Quanto conviene in Italia unirsi e convivere senza sposarsi?

di Carolina Cassese

Come tutelarsi se non si è sposati? Sono sempre di più le coppie che in Italia scelgono la convivenza. Il legislatore ha cercato di proteggere anche le famiglie non fondate sul matrimonio, a condizione che:

  • condividano lo stesso tetto, deve trattarsi di una coppia che abita stabilmente nel medesimo appartamento;
  • siano unite da un rapporto sentimentale;
  • non siano legate da un vincolo di matrimonio o di unione civile;
  • non ci sia alcun rapporto di parentela, affinità o adozione;
  • sussista l’assistenza morale e materiale reciproca.

Ma quale tutela è prevista a favore delle coppie non sposate? I conviventi possono rilasciare una dichiarazione congiunta all’ufficio Anagrafe del proprio Comune per ottenere il certificato di residenza e lo stato di famiglia. Tale adempimento attribuisce alla coppia i seguenti diritti:

  • visita al partner detenuto in carcere;
  • assistenza al convivente ricoverato in ospedale e possibilità di ottenere informazioni sul suo stato di salute;
  • subentro nel contratto di locazione in caso di morte del partner intestatario;
  • partecipazione alla gestione dell’attività dell’impresa familiare;
  • assistenza morale e materiale da parte del convivente;
  • risarcimento del danno in caso di morte del compagno a causa di illecito di terzi;
  • assegno periodico per gli “alimenti” in caso di cessazione della convivenza a condizione che si versi in stato di bisogno al punto da non avere mezzi di sostentamento.

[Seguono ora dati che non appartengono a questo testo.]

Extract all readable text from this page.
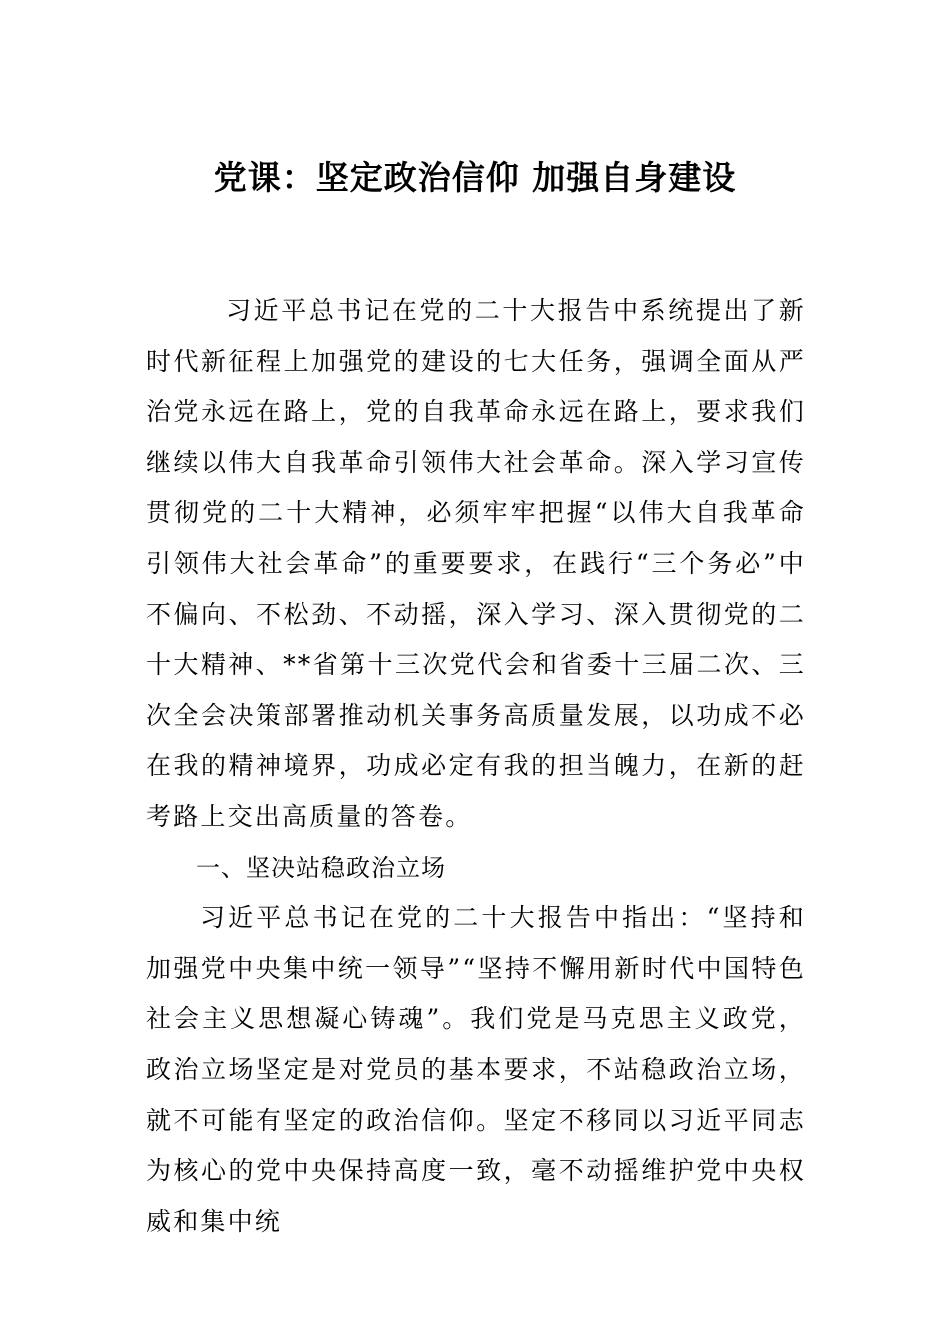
党课：坚定政治信仰 加强自身建设

习近平总书记在党的二十大报告中系统提出了新时代新征程上加强党的建设的七大任务，强调全面从严治党永远在路上，党的自我革命永远在路上，要求我们继续以伟大自我革命引领伟大社会革命。深入学习宣传贯彻党的二十大精神，必须牢牢把握“以伟大自我革命引领伟大社会革命”的重要要求，在践行“三个务必”中不偏向、不松劲、不动摇，深入学习、深入贯彻党的二十大精神、**省第十三次党代会和省委十三届二次、三次全会决策部署推动机关事务高质量发展，以功成不必在我的精神境界，功成必定有我的担当魄力，在新的赶考路上交出高质量的答卷。

一、坚决站稳政治立场

习近平总书记在党的二十大报告中指出：“坚持和加强党中央集中统一领导”“坚持不懈用新时代中国特色社会主义思想凝心铸魂”。我们党是马克思主义政党，政治立场坚定是对党员的基本要求，不站稳政治立场，就不可能有坚定的政治信仰。坚定不移同以习近平同志为核心的党中央保持高度一致，毫不动摇维护党中央权威和集中统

La coppia può stipulare un contratto di convivenza, ovvero un atto pubblico o scrittura privata autenticata, per disciplinare gli aspetti patrimoniali della vita in comune, come la contribuzione alle spese della famiglia, la nomina del compagno in qualità di tutore, curatore o amministratore di sostegno, la rappresentanza in caso di malattia, l’uso della casa, gli acquisti compiuti durante la convivenza. Stipulato il contratto di convivenza, le parti dovranno registrarlo al Comune di residenza dove convivono. In presenza di figli si applicano le stesse regole per le coppie sposate in materia di mantenimento e affidamento. Pertanto, in caso di separazione, l’ex convivente economicamente più forte dovrà versare all’altro un assegno periodico per il sostentamento dei figli.

Ai conviventi di fatto sono però negati diversi diritti:

  • il diritto all’assegno di mantenimento. In caso di separazione e cessazione della convivenza, il partner in stato di bisogno può domandare solo gli alimenti qualora si trovi in serie difficoltà economiche;
  • il diritto all’eredità del partner. Qualora il defunto abbia nominato il partner nel testamento, a quest’ultimo spetterà una parte della quota disponibile, cioè quella non riservata ai familiari più stretti;
  • il fondo patrimoniale, riservato unicamente alle persone unite in matrimonio. La legge consente comunque ai conviventi con figli la possibilità di istituire un trust;
  • l’obbligo di fedeltà con la conseguenza che in caso di tradimento, il partner non può chiedere al giudice l’addebito della separazione (ossia l’attribuzione della colpa per la fine della convivenza) o il risarcimento del danno;
  • la pensione di reversibilità del convivente defunto;
  • l’adozione di minori.

La cessazione della convivenza può invece avvenire in caso di:

  • decesso di uno dei conviventi;
  • matrimonio oppure unione civile di uno dei partner;
  • fine della coabitazione;
  • estinzione dei legami affettivi di coppia e di reciproca assistenza morale e materiale

La cessazione della convivenza deve essere dichiarata al Comune di residenza con apposito modulo. In questo caso, il partner in stato di bisogno ha il diritto di chiedere ed ottenere gli alimenti, ovvero una somma periodica per il vitto, le medicine e l’alloggio. Se ci sono figli, la coppia potrà raggiungere un accordo sull’ affidamento della prole e la casa potrà essere assegnata all’ex partner che convive con  i  figli anche se non è proprietario dell’immobile.